Women

Women Jokes

Me: What has two legs and bleeds?

Friend: Um, women? Obviously?

Me: Actually, half a dog. So you're still right.

My father told me to always carry a women's bag, but I don't know why he called the cops on me when I helped Mom's bag when we went parachuting. :(

I was sitting in a bar one day and two really large women came in, talking in an interesting accent. So I said, "Cool accent, are you two ladies from Ireland?" One of them snarled at me, "It's Wales, Dumbo!" So I corrected myself, "My apologies, so are you two whales from Ireland?"

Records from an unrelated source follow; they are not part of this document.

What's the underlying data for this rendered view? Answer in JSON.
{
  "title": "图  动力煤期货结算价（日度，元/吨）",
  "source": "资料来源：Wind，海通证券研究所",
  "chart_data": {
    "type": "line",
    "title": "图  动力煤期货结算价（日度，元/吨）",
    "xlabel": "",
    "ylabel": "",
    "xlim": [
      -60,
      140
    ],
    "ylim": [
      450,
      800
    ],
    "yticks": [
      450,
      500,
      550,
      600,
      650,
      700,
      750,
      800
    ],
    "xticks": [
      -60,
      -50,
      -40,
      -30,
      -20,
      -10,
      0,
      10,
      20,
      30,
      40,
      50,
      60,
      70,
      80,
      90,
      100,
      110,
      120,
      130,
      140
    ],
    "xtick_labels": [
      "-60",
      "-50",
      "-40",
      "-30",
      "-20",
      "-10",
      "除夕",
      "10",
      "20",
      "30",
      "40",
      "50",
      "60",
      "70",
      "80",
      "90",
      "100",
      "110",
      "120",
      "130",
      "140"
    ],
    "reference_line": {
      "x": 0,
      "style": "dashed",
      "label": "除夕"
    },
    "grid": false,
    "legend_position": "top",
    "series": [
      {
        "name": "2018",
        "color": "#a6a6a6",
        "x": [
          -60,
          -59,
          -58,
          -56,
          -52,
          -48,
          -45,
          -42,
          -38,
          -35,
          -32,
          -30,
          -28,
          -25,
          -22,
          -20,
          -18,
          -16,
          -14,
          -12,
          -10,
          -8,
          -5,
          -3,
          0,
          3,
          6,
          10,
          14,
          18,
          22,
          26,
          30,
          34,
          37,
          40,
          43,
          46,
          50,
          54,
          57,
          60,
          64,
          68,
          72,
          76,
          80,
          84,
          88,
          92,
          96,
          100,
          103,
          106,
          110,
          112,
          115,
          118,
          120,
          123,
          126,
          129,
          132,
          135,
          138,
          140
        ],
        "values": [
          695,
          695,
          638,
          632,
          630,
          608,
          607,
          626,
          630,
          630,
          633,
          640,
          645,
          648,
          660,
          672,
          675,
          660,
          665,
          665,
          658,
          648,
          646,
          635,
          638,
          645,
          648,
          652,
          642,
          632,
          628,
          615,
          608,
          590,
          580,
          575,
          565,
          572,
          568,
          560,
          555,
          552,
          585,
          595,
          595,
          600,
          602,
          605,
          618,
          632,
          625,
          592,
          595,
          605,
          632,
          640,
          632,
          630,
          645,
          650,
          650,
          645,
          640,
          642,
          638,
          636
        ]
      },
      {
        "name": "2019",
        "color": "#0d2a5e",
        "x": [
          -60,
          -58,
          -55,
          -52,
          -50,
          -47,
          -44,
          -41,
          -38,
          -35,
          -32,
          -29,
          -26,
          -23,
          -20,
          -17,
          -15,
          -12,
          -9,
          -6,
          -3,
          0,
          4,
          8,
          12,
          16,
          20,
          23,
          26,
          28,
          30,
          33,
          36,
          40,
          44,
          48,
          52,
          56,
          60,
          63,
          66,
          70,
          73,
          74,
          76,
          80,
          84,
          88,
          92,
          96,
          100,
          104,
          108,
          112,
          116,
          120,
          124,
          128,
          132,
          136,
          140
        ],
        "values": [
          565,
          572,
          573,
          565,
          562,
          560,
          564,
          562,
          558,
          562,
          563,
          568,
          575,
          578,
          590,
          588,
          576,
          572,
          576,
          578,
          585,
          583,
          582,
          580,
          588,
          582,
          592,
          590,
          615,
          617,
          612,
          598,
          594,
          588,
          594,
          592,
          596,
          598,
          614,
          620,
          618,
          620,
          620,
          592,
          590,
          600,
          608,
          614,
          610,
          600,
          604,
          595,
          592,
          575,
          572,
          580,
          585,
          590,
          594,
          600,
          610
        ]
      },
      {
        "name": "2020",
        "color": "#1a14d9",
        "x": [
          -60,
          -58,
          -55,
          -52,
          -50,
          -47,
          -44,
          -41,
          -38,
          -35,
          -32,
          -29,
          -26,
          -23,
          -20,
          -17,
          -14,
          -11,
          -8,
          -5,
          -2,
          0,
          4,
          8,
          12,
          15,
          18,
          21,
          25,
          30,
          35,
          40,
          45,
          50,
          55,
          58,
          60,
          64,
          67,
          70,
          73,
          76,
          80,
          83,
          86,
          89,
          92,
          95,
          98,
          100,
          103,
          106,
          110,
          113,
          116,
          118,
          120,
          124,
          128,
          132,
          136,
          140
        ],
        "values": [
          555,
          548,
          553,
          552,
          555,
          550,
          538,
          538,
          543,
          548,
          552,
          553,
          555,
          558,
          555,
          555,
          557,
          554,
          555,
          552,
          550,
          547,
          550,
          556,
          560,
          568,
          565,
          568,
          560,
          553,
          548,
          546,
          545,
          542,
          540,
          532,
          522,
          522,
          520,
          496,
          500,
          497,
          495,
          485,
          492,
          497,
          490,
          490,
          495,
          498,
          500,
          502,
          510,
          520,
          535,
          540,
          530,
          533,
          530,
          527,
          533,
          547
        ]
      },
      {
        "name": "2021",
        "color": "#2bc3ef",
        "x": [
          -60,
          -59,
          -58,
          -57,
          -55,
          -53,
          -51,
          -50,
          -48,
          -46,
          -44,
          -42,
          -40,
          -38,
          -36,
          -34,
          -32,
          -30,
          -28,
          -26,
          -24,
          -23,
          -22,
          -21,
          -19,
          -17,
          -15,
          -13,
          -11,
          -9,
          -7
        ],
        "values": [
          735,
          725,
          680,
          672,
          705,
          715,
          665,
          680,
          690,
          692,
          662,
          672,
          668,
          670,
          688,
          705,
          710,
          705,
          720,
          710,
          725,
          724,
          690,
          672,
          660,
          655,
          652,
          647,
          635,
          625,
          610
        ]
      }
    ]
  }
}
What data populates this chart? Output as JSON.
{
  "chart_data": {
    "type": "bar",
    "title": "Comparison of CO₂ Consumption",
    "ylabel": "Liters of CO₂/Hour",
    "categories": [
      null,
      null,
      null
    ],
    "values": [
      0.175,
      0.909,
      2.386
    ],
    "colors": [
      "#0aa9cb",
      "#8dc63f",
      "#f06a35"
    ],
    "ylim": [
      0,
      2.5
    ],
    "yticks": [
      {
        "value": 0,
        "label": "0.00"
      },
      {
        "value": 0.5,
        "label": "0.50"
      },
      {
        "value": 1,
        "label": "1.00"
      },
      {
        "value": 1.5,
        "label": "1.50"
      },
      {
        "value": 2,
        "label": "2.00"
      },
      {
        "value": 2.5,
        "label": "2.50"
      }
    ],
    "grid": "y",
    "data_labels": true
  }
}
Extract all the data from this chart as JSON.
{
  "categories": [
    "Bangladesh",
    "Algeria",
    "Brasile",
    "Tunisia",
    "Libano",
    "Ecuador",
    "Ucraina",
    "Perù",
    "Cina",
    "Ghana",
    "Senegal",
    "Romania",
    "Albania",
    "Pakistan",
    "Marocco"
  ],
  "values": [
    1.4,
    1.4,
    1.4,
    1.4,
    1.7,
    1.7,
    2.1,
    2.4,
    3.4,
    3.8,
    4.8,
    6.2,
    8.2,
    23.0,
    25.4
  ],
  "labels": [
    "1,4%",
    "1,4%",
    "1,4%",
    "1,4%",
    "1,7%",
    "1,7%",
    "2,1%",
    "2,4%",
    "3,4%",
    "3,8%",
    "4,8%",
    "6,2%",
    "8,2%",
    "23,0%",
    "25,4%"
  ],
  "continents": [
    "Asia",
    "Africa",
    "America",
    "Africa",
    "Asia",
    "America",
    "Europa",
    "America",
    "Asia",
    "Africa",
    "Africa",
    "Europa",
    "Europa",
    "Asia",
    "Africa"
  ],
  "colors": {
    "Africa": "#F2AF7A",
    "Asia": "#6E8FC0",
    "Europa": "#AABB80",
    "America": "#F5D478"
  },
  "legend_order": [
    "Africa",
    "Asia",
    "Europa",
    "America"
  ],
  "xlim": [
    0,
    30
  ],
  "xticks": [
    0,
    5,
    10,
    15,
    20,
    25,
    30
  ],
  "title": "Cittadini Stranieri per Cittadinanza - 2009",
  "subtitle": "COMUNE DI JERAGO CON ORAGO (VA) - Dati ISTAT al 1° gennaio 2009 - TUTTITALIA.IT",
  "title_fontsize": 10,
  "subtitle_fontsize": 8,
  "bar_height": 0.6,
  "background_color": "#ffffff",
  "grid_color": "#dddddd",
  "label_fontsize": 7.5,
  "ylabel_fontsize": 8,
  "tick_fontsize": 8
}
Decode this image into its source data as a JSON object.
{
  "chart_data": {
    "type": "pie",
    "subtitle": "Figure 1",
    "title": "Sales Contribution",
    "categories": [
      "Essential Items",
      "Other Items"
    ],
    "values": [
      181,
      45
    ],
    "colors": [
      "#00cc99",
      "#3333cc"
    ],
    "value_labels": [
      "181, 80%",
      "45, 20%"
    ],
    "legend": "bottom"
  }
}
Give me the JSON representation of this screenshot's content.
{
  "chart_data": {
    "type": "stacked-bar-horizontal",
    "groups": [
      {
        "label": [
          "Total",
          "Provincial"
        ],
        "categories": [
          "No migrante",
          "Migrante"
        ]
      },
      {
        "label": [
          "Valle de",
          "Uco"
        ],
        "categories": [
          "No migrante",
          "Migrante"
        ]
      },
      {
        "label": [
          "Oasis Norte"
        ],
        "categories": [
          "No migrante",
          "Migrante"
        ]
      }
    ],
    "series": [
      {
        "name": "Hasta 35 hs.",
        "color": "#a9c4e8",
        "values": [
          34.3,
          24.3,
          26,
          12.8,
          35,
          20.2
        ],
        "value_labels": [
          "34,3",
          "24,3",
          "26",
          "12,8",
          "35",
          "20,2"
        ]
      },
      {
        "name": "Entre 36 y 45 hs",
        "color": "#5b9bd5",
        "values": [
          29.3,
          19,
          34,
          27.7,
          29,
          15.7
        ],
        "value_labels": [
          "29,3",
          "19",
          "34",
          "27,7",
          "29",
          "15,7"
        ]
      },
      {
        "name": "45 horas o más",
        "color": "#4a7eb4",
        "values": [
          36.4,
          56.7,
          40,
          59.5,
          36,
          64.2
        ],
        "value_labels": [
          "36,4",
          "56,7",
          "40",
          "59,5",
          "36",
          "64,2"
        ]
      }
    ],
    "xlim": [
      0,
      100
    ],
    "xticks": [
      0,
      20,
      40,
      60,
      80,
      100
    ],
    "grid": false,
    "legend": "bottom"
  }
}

A buddy and I checked out some books from a local library. When we returned them, he said, "Your sister works the returns, right?" I told him, "Yes, she does, and she will be here in about five minutes." He said, "Why don’t we put a cookbook in the women’s sports section?" I told him, "I love it!" So I picked out a Reese Witherspoon book.

Scientists have proven that there are two things in the air that have been known to cause women to get pregnant: their legs.

What does it mean when a man has a dodgy past? It means he has skeletons in his closet.

What does it mean when a man likes Lana Del Rey better than Ed Sheeran? It means he has a closet full of women's leather pants (but no women in their dating history).

A man walks into a bar and asks the bartender, “Are there any girls here?” The bartender says, “No, only women.” The man then leaves.